Equipped with multimodal reasoning capabilities, the Gemini 1.5 Flash has a context window of 1 million tokens on Google AI Studio and Vertex AI. Google has also hinted at a 2 million token context window for developers and Google Cloud customers, though access will initially be through a waitlist. Trained using a technique called “distillation,” Google claims that the Gemini 1.5 Flash excels in a variety of tasks including summarisation, chat applications, image and video captioning, as well as data extraction from lengthy documents and tables.

2) Gemma 2.0

The Gemma 2.0 marks the next evolutionary leap in AI, featuring enhanced performance and efficiency. This new model, powered by TPUs and GPUs, packs 27 billion parameters. Joining the Gemma lineup is Google's inaugural vision language model, PaLI-3, set to debut alongside Gemma 2.0 in June.

3) Ask Photos

Google is stepping up its game with a Gemini AI-powered upgrade to Google Photos that lets you summon a specific picture with a single prompt. Dubbed ‘Ask Photos,’ this new feature taps into Gemini's multimodal capabilities to grasp the context and subject of a picture and fetch the requested image.

For example, you can ask Gemini about a particular event, object, or person, and the AI assistant will scour your gallery to find the relevant images. Let's say you're thinking back on your daughter Lucia’s early swimming milestones. Now, you can ask Photos: “When did Lucia learn to swim?”

You can also make a more complex request like: “Show me how Lucia’s swimming has progressed.” Here, Gemini goes beyond a basic search, recognising various contexts — from pool laps to ocean snorkelling, even picking up on the text and dates on her swimming certificates.

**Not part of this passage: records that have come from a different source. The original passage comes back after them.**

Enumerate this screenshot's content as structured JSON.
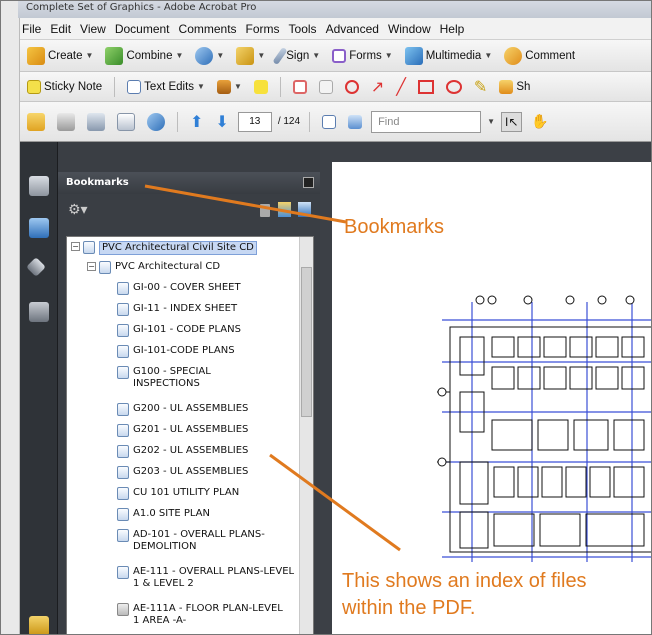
{
  "window": {
    "title": "Complete Set of Graphics - Adobe Acrobat Pro"
  },
  "menu": [
    "File",
    "Edit",
    "View",
    "Document",
    "Comments",
    "Forms",
    "Tools",
    "Advanced",
    "Window",
    "Help"
  ],
  "toolbar1": {
    "create": "Create",
    "combine": "Combine",
    "sign": "Sign",
    "forms": "Forms",
    "multimedia": "Multimedia",
    "comment": "Comment"
  },
  "toolbar2": {
    "sticky_note": "Sticky Note",
    "text_edits": "Text Edits",
    "show": "Sh"
  },
  "toolbar3": {
    "current_page": "13",
    "total_pages": "/ 124",
    "find_placeholder": "Find"
  },
  "bookmarks_panel": {
    "title": "Bookmarks",
    "items": [
      {
        "label": "PVC Architectural Civil Site CD"
      },
      {
        "label": "PVC Architectural CD"
      },
      {
        "label": "GI-00 - COVER SHEET"
      },
      {
        "label": "GI-11 - INDEX SHEET"
      },
      {
        "label": "GI-101 - CODE PLANS"
      },
      {
        "label": "GI-101-CODE PLANS"
      },
      {
        "label": "G100 - SPECIAL INSPECTIONS"
      },
      {
        "label": "G200 - UL ASSEMBLIES"
      },
      {
        "label": "G201 - UL ASSEMBLIES"
      },
      {
        "label": "G202 - UL ASSEMBLIES"
      },
      {
        "label": "G203 - UL ASSEMBLIES"
      },
      {
        "label": "CU 101  UTILITY PLAN"
      },
      {
        "label": "A1.0  SITE PLAN"
      },
      {
        "label": "AD-101 - OVERALL PLANS-DEMOLITION"
      },
      {
        "label": "AE-111 - OVERALL PLANS-LEVEL 1 & LEVEL 2"
      },
      {
        "label": "AE-111A - FLOOR PLAN-LEVEL 1 AREA -A-"
      }
    ]
  },
  "annotations": {
    "bookmarks_label": "Bookmarks",
    "index_note": "This shows an index of files within the PDF."
  },
  "colors": {
    "annotation": "#e07a1f",
    "selection": "#c7d8f3",
    "panel_dark": "#3a3e44",
    "blueprint_line": "#3b4fd6"
  },
  "icons": {
    "create": "create-pdf-icon",
    "combine": "combine-files-icon",
    "sign": "sign-pen-icon",
    "forms": "forms-icon",
    "multimedia": "multimedia-icon",
    "comment": "comment-icon"
  }
}
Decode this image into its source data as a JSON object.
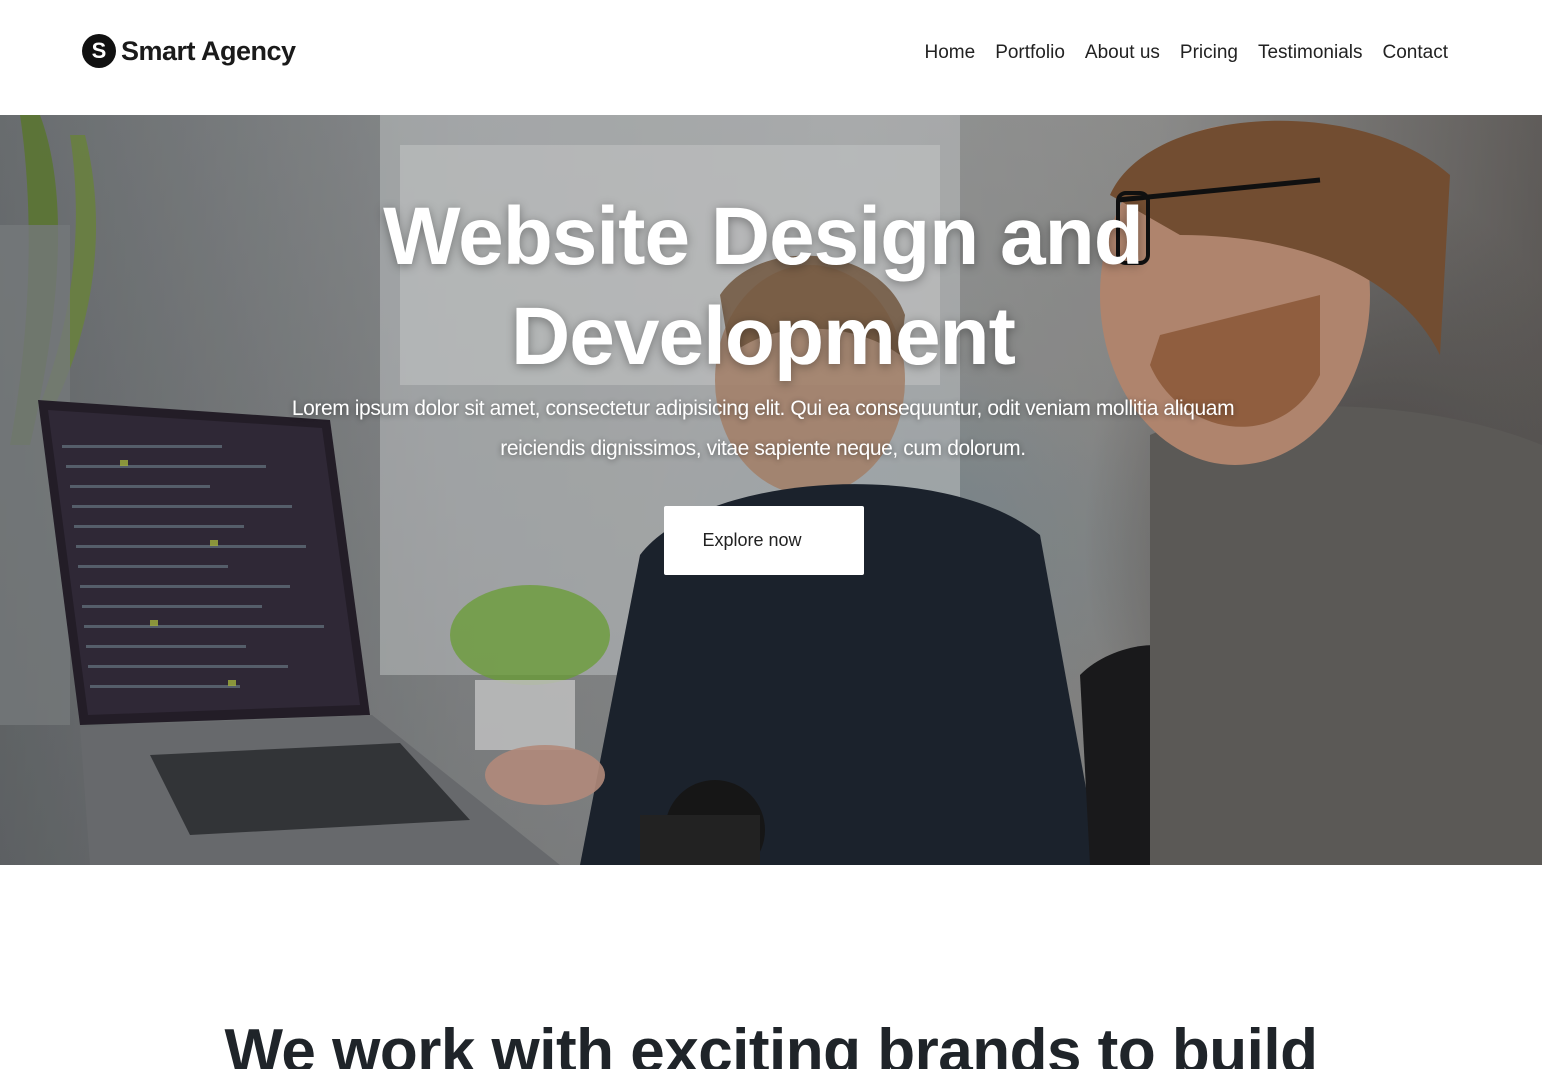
{
  "header": {
    "brand": {
      "logo_letter": "S",
      "name": "Smart Agency"
    },
    "nav": [
      {
        "label": "Home"
      },
      {
        "label": "Portfolio"
      },
      {
        "label": "About us"
      },
      {
        "label": "Pricing"
      },
      {
        "label": "Testimonials"
      },
      {
        "label": "Contact"
      }
    ]
  },
  "hero": {
    "title": "Website Design and Development",
    "subtitle": "Lorem ipsum dolor sit amet, consectetur adipisicing elit. Qui ea consequuntur, odit veniam mollitia aliquam reiciendis dignissimos, vitae sapiente neque, cum dolorum.",
    "cta_label": "Explore now",
    "background_image": "photo-two-developers-working-on-laptops"
  },
  "section": {
    "heading": "We work with exciting brands to build"
  },
  "colors": {
    "text_dark": "#1f2429",
    "hero_text": "#ffffff",
    "button_bg": "#ffffff"
  }
}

Photos then compiles it all into a neat summary, allowing you to relive those cherished memories. Ask Photos is set to roll out this summer, with more capabilities on the way.

4) AI in Android

Google’s bringing a host of AI capabilities to Android, courtesy of Gemini. One such feature is Circle to Search, which has been popular on Pixel and Samsung devices. Additionally, Google announced that Gemini Nano, its lightweight on-device large language model, will gain multimodal capabilities. This means it will be able to comprehend information from sights, sounds, and spoken language, not just text.

Google also announced a new scam detection feature for Android that listens to phone calls and identifies language patterns commonly used by scammers, like requesting money transfers. If suspicious activity is detected, the feature interrupts the call and prompts you to hang up. Google emphasises that this feature works locally on the device, ensuring privacy as phone calls are not sent to the cloud for analysis.

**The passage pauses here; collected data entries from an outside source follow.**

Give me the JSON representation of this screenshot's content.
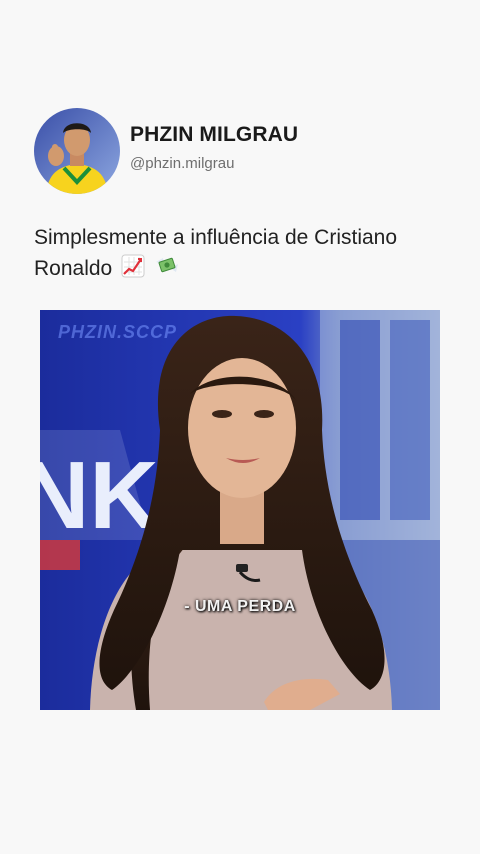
{
  "post": {
    "display_name": "PHZIN MILGRAU",
    "handle": "@phzin.milgrau",
    "avatar_icon": "profile-avatar",
    "caption": "Simplesmente a influência de Cristiano Ronaldo",
    "caption_emojis": [
      "chart-increasing-icon",
      "money-with-wings-icon"
    ]
  },
  "video": {
    "watermark": "PHZIN.SCCP",
    "subtitle": "- UMA PERDA",
    "colors": {
      "studio_blue": "#2338b8",
      "accent": "#e23a3a"
    }
  }
}
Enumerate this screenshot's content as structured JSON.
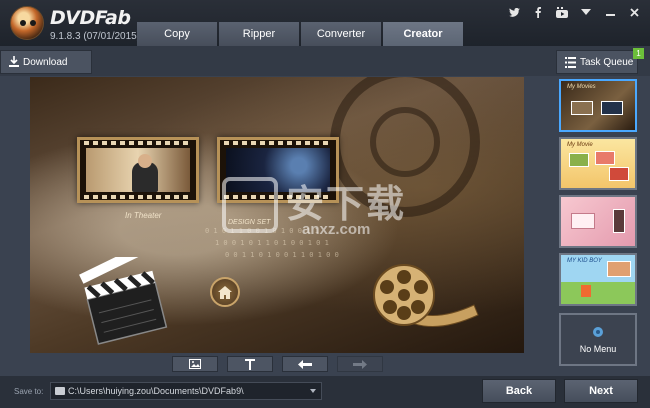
{
  "app": {
    "brand": "DVDFab",
    "version": "9.1.8.3 (07/01/2015)"
  },
  "tabs": [
    {
      "label": "Copy",
      "active": false
    },
    {
      "label": "Ripper",
      "active": false
    },
    {
      "label": "Converter",
      "active": false
    },
    {
      "label": "Creator",
      "active": true
    }
  ],
  "window_icons": [
    "twitter-icon",
    "facebook-icon",
    "youtube-icon",
    "dropdown-icon",
    "minimize-icon",
    "close-icon"
  ],
  "toolbar": {
    "download_label": "Download",
    "task_queue_label": "Task Queue",
    "task_queue_count": "1"
  },
  "preview": {
    "frame_label_1": "In Theater",
    "watermark_main": "安下载",
    "watermark_url": "anxz.com",
    "watermark_small": "DESIGN SET"
  },
  "edit_toolbar": [
    {
      "name": "background-image-button",
      "icon": "image-icon",
      "enabled": true
    },
    {
      "name": "text-button",
      "icon": "text-icon",
      "enabled": true
    },
    {
      "name": "previous-page-button",
      "icon": "arrow-left-icon",
      "enabled": true
    },
    {
      "name": "next-page-button",
      "icon": "arrow-right-icon",
      "enabled": false
    }
  ],
  "menu_templates": [
    {
      "name": "template-film-reel",
      "title": "My Movies",
      "selected": true
    },
    {
      "name": "template-party",
      "title": "My Movie",
      "selected": false
    },
    {
      "name": "template-pink",
      "title": "",
      "selected": false
    },
    {
      "name": "template-kids",
      "title": "MY KID BOY",
      "selected": false
    }
  ],
  "no_menu_label": "No Menu",
  "footer": {
    "save_to_label": "Save to:",
    "save_path": "C:\\Users\\huiying.zou\\Documents\\DVDFab9\\",
    "back_label": "Back",
    "next_label": "Next"
  },
  "colors": {
    "accent_selected": "#4aa8ff",
    "badge": "#6cbf3a",
    "background": "#3a4250"
  }
}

Additionally, Google is enhancing Gemini by allowing the AI assistant to overlay on top of different apps on the screen. This feature enables users to use Gemini for tasks while actively using other apps. For example, users can ask specific questions about a YouTube video or drag Gemini-generated images directly into Gmail.

5) AI search

Google is also enhancing its search experience with AI, thanks to a new specialised Gemini model. This upgrade introduces quick summaries for search topics through AI overviews, a feature previously in experimental stages under Google Search Generative Experience (SGE). Furthermore, Google is rolling out a revamped search results page organised by AI, categorising results under distinct AI-generated headlines. Initially launched for dining and recipe searches in the US, this feature will later expand to other categories such as movies, music, books, hotels, and shopping.

6) Project Astra

Project Astra is a new AI agent designed to rival OpenAI. In a video demonstration, Google showcased Astra's abilities to identify objects in a room, explain specific parts of code, determine its location by analysing the view from a window, locate the user's glasses, and even suggest creative names for a dog. The presentation also hinted at Project Astra's potential integration with smartphones or smart glasses, suggesting a significant Gemini-powered overhaul for Google Lens in the future.

7) Veo

Google took on OpenAI's Sora with the launch of its text-to-video generation model, Veo. Veo is designed to create high-quality, 1080p resolution videos in various cinematic and visual styles. What sets Veo apart is its ability to understand cinematic terms like "timelapse" or "aerial shots of landscape," giving you more control over the video creation process.